Leg-hold Traps: made in Hell, available on Earth
It’s amazing how a day can go from being a heavenly day to hell in one instant. Today was such a day. Pete and I are wending our way back to CA, but going slowly, taking obscure roads through remote areas of the west. We stopped to spend a wonderful night with Pete’s oldest daughter Nancy in Las Vegas, then the next day stopped to visit the Navy Corpsman who’s life Pete saved in Korea, and whose life the Corpsman saved. That was a beautiful visit.
Today we saw a dirt road on public land in Nevada that went up to a remote peak, very beautiful rocks. A perfect place to let the dogs run free, something we do three times a day on these road trips. It was a spot so beautiful we found it reminiscent of the gorgeous “Garden of the Gods” in New Mexico. We found a cattle watering spot (and our dogs are fine around cattle) up near the peak and parked the van, all of us pouring out to enjoy the beauty, stretch our legs, get a drink.

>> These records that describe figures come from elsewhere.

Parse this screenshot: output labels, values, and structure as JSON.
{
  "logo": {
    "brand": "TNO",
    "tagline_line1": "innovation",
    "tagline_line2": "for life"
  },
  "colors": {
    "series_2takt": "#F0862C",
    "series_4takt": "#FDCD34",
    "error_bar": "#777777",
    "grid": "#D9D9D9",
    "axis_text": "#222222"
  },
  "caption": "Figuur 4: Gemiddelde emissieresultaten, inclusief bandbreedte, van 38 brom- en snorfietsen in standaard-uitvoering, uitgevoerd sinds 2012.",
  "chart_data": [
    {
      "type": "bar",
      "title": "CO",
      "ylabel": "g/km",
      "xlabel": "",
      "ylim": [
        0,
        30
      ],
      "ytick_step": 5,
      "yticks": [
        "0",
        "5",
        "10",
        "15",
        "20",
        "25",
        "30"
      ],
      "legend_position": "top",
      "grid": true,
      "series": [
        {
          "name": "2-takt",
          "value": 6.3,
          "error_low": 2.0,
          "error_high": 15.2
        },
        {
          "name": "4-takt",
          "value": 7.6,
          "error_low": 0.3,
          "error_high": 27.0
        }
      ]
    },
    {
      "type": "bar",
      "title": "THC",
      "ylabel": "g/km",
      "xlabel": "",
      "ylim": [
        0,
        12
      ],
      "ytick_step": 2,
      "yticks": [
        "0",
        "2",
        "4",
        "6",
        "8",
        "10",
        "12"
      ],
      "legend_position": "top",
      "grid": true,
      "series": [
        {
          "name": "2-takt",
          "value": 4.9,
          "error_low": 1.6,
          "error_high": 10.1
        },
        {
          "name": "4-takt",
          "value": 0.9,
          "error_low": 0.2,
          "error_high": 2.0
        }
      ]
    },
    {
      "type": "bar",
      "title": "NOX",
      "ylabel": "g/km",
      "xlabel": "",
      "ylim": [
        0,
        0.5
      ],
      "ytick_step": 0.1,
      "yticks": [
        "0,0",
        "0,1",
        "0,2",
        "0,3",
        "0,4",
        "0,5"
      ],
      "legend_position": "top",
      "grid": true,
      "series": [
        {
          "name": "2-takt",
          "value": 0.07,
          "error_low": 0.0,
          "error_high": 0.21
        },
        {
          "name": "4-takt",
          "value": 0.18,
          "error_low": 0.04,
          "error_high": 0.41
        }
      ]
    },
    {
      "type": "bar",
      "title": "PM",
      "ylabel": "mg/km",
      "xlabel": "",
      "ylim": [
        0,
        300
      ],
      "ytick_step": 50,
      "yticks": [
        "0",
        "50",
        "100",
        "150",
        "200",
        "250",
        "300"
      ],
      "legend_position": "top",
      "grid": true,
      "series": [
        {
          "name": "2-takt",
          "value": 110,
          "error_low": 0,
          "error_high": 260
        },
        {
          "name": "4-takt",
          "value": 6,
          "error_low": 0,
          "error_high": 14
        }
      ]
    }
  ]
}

After we got out, the dogs ran about here and there happily for several minutes and we started to explore the peak. All of a sudden I hear Sarah, our youngster Capay Valley dog, literally scream in pain. I feared a skirmish with coyotes but knew we had troop numbers on our side. I rushed to where I heard her; saw her under a mountain juniper, looking frantically at me, writhing in pain. I knew in that instant what I would find — I’ve seen it dozens of time in books and videos. The horror of the steel leg-hold trap, set for “predators” by lazy, stupid men. My heart sank to the bottom of the world as I screamed for Pete to get over to where I was. My beautiful young athletic dog’s paw was held crushed between the jaws of steel, which had been baited with a scented scrap of material, and attached to a long chain wrapped around the tree trunk. Sarah’s young body wracked with pain, she gnashed her teeth and implored me to free her.